1930s Customs post, Source: Private Collection
1930s Customs post, Source: Private Collection

The first concrete signs of the existence of the border following partition began to appear three years later in 1923 when arrangements were put in place to establish the fiscal separation of the Irish Free State from the United Kingdom of Great Britain and Northern Ireland. In practice this meant introducing the system of levying duties on certain goods being brought into one jurisdiction from the other. This entailed establishing a system for checking on the movement of goods across the border by requiring people to use approved routes to do so and setting up official points at which customs officers would check what people were bringing with them across the border. See A Changing Border.

These custom points, stations, or posts, as they were known, which often took the form of small, one or two roomed huts, became established features of the border landscape, just as being subject to custom checks became an established part of borderlands life for decades. See Borderland lives.

Since the customs barrier was integral to the new political partition of the island, custom posts were frequently the target of Republican bombing attacks especially during the Troubles. They were finally made redundant in 1992 when free trade was established within the European Union. As member states, movement of goods between the Republic of Ireland and the United Kingdom of Great Britain and Northern Ireland, can no longer be subject to import duties. Some custom huts no longer exist. Some are converted to other uses. Others stand unused as reminders of a once dominant feature of the border and borderland life.

Differences in the price or availability of goods on either side of the border also led to a pattern of shops just over the border on either side. Though what people travelled to buy and bring back across the border could be subject to duties that people tried to evade, small shops, selling butter or eggs for example, were often established in response to this market opportunity.

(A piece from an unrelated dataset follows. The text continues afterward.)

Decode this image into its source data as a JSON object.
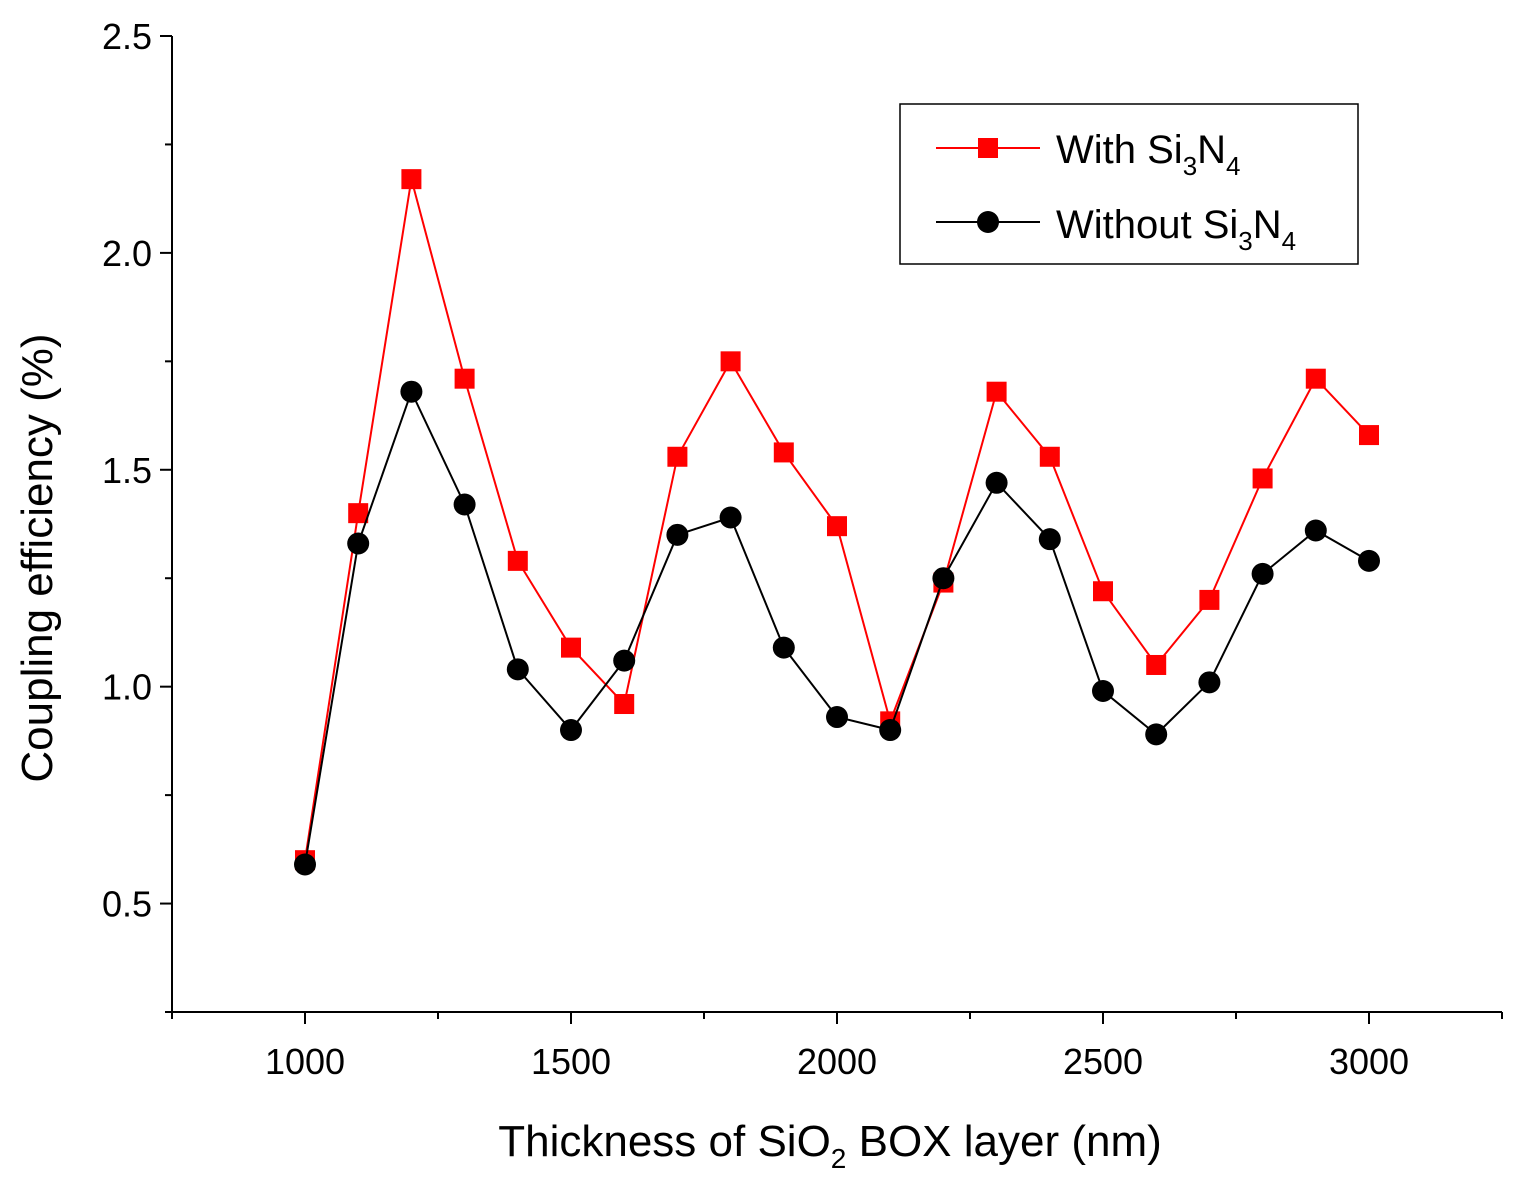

Irish customs post sign on Newry-Dundalk road. Source: UTV Newsfootage, 14 February 1984.
Irish customs post sign on Newry-Dundalk road. Source: UTV Newsfootage, 14 February 1984.

As car transport increased over the twentieth century, approved routes often featured petrol stations offering cheaper prices just over the border; which side of the border they were on depended on changing price differences. Many closed as the patterns of advantage shifted and disused filling stations are a feature of border crossing routes.

The use of the euro in the Republic and the British pound sterling in Northern Ireland means that main roads also feature roadside currency exchanges offering motorists opportunities to buy euros or pounds sterling near the border. The changing role of the border as barrier between two state economies is reflected in the disused or new structures – custom huts, filling stations, shops – that feature near the border on the old approved crossing routes.